[Coco] Back to my COCO's again

Bill Gunshannon bill.gunshannon at hotmail.com
Tue Dec 11 13:17:52 EST 2018


On 12/11/18 11:34 AM, Gene Heskett wrote:
> On Tuesday 11 December 2018 08:00:22 Bill Gunshannon wrote:
>
>> OK, moving on.
>>
>>
>> I have my development system running.  I have the latest NitrOS9
>>
>> sources.  I can successfully build the usual images.  However... I
>>
>> have (re)added entries into the makefiles for the TC3 but the image
>>
>> created will not boot.  It gets to the third entry on the boot display
>>
>> and then fails.  I basically used copies of existing entries in the
>> makefile
>>
>> only changing the TC3 specific stuff.  Is there something simple I am
>>
>> missing?  Is there any documentation that would help with building
>>
>> new systems from scratch?  I hope eventually to  have a system with
>>
>> SCSI, IDE, DW and Floppies but for now I would be happy with just
>> SCSI.
>>
>>
>> bill
> There is a 2 part boot. The boot in track 34 must be for the booting
> device. And in the case of the tc3, there are 2 versions of how to
> specify the device address in that byte. First there was a simple
> statement in the docs that said that byte in front of the modules crc,
> was the address, but it did not say address BYTE. So on my system I
> added a couple lines of code to translate the address into the address
> BYTE. What the original meant was that the byte there WAS the address,
> picked up and directly put on the scsi bus as the drives address. Drive
> 0 then needs a BYTE as 10000000, drive 1 needs a 01000000, and that
> single 1 bit marches across that byte until it gets to d6, with d7
> addressing the controller itself. I didn't understand it other than I
> did know about the marching bit, but the build never did that
> translation, leaving a 0x00 in that byte. So I was stuck booting from
> drive0 because that boot disk from mark was the only one I had that
> actually had an active bit in that byte. I don't know if my patch was
> ever uploaded to the repo, but if it did, an 0x00 in that byte is legal
> and will use drive0 as my code will translate it to 0x01. If the
> original way and boot.tc3 code, then you must have it in the 1 marching
> bit format in that byte. Where drive 0 is 0x01, drive1 is 0x02, drive 2
> is 0x04, drive3 is 0x08, drive4 is 0x10, drive5 is 0x20, drive6, 0x40,
> being the 7nth and last valid drive number in the scsi-II specs. 0x80 is
> the controller itself.
>
> Fixing this is a pita, because if os9gen finds valid data on track 34,
> and the allocation map shows it as being allocated, it will NOT re-write
> the track. So you cannot os9gen a fixed module to anything but a freshly
> formatted disk. That needs FIXED!
>
> That is what prompted me to write KERNAL_to_DIR, (its on my web page)
> which makes a directory entry for track 34, thus making it available to
> ded so it could be patched. And once patched and working, the only way
> to hide it again is the nuke the name from the root directory of that
> disk with ded. Any other method will also clear the allocation map bits,
> and the next write then over-writes the boot track. Boom!!!
>
> And all this trouble was caused by one missing word or sentence to be
> 100% complete, in the docs. Or my literal stupidity, take your pick.
>
> But maybe theres a clue in this rant that will fix your problem?
>
> I hope so, Bill
>

That, combined with a lot of fiddling around and I am up to the next

stage.  :-)


I have a system built for my SDC that includes the TC3 devices.
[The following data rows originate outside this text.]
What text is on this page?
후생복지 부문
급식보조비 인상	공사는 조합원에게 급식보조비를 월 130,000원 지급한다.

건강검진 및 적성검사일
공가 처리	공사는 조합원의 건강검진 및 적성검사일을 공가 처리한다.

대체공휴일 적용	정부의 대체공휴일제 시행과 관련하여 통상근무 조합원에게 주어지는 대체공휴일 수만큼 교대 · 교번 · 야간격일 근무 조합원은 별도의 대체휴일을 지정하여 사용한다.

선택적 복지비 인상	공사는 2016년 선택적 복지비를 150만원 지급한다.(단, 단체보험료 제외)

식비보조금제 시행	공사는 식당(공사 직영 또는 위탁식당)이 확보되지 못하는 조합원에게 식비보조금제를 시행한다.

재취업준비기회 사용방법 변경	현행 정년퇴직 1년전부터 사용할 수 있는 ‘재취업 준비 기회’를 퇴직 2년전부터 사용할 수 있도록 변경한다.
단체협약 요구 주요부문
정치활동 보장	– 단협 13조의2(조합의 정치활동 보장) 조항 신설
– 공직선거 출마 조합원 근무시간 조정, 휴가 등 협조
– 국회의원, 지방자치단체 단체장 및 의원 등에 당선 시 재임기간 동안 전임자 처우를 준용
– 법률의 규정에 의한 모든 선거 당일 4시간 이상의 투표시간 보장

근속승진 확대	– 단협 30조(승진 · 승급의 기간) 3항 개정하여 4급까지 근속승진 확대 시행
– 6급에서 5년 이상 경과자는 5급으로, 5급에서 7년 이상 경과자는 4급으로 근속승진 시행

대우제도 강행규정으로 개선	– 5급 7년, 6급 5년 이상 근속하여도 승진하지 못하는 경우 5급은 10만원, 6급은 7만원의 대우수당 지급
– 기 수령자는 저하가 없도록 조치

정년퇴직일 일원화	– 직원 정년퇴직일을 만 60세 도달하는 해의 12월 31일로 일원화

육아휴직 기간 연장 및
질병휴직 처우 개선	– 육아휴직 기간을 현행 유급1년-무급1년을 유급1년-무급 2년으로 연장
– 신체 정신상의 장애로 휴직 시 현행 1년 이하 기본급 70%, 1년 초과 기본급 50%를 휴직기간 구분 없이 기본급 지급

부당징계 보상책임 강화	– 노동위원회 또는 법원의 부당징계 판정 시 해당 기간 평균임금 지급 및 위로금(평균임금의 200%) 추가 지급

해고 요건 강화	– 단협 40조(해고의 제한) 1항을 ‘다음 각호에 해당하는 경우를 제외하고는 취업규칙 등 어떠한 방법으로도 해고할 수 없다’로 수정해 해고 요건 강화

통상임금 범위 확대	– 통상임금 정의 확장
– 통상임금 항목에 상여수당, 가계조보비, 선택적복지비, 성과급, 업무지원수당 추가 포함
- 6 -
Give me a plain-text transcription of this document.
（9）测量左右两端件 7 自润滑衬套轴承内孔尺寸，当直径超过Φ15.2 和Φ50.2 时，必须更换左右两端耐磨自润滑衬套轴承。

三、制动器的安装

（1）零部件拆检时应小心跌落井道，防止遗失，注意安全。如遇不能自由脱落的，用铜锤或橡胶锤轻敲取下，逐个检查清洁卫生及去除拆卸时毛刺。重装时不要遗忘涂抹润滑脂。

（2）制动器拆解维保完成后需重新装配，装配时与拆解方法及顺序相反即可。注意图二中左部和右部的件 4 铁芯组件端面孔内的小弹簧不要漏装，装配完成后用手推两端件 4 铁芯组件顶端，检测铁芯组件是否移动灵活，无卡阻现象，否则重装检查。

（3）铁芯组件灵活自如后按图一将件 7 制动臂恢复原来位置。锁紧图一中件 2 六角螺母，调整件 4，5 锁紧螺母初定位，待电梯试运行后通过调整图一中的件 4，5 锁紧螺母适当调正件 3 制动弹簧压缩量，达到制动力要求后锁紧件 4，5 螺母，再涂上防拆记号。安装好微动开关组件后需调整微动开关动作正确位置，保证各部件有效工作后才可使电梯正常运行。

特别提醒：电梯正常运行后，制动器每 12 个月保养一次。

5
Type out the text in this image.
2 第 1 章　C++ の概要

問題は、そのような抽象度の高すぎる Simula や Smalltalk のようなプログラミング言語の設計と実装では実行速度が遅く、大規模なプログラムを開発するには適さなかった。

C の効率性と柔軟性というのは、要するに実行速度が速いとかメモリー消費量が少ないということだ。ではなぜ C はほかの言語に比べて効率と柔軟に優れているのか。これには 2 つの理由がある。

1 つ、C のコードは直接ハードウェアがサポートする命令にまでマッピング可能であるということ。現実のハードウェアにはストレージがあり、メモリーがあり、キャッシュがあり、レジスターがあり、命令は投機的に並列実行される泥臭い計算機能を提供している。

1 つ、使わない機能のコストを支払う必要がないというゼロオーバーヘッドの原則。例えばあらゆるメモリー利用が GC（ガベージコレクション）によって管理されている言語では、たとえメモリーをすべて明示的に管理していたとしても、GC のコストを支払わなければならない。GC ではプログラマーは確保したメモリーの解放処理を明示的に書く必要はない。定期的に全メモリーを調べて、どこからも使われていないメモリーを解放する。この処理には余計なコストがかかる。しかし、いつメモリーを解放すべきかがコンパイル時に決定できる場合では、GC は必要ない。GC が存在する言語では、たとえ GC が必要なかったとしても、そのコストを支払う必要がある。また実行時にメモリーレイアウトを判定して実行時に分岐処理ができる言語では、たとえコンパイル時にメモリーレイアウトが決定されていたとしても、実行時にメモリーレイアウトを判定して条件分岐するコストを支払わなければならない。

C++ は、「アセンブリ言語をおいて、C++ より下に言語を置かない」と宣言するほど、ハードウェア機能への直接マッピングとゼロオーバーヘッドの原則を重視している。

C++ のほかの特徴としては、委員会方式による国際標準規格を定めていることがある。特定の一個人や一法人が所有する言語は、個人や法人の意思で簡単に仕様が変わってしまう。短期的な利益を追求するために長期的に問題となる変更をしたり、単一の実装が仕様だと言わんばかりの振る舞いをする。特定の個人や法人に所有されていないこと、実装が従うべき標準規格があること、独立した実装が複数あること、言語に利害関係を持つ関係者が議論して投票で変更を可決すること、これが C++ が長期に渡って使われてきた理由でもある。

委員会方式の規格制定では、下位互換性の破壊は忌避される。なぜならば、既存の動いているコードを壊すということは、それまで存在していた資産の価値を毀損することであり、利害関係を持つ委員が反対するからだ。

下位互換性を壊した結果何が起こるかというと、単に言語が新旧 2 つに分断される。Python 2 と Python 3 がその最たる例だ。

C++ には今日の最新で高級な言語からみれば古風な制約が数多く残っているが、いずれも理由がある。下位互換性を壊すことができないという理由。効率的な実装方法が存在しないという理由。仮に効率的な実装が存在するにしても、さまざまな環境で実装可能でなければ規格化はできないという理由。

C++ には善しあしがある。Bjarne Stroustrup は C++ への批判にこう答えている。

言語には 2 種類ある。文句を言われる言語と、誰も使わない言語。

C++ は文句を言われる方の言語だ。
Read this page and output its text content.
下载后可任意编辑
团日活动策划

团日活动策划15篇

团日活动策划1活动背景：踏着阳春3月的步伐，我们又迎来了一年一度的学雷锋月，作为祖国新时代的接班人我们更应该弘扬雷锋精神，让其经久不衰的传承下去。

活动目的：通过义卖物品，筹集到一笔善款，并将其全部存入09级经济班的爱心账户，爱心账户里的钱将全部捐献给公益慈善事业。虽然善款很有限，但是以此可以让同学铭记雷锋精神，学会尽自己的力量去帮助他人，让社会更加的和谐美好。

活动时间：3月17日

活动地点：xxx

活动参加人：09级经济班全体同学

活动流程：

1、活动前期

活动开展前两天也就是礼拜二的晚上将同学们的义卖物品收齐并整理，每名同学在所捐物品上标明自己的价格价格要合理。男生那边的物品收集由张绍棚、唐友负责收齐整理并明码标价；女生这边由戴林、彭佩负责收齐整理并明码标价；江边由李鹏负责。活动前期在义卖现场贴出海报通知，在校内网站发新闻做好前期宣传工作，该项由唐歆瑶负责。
However, whenever I try to access a SCSI disk I get UNIT ERROR.

Other bits of data.  If I have the disk turned off I get NOT READY.

That makes sense.

No matter which SCSI device I type (s0, s1, s2 etc) I see a flash

of the disk activity light before I get the UNIT ERROR message

Drive is set for Unit 0.


Fun, so far, but definitely  not for the faint of heart.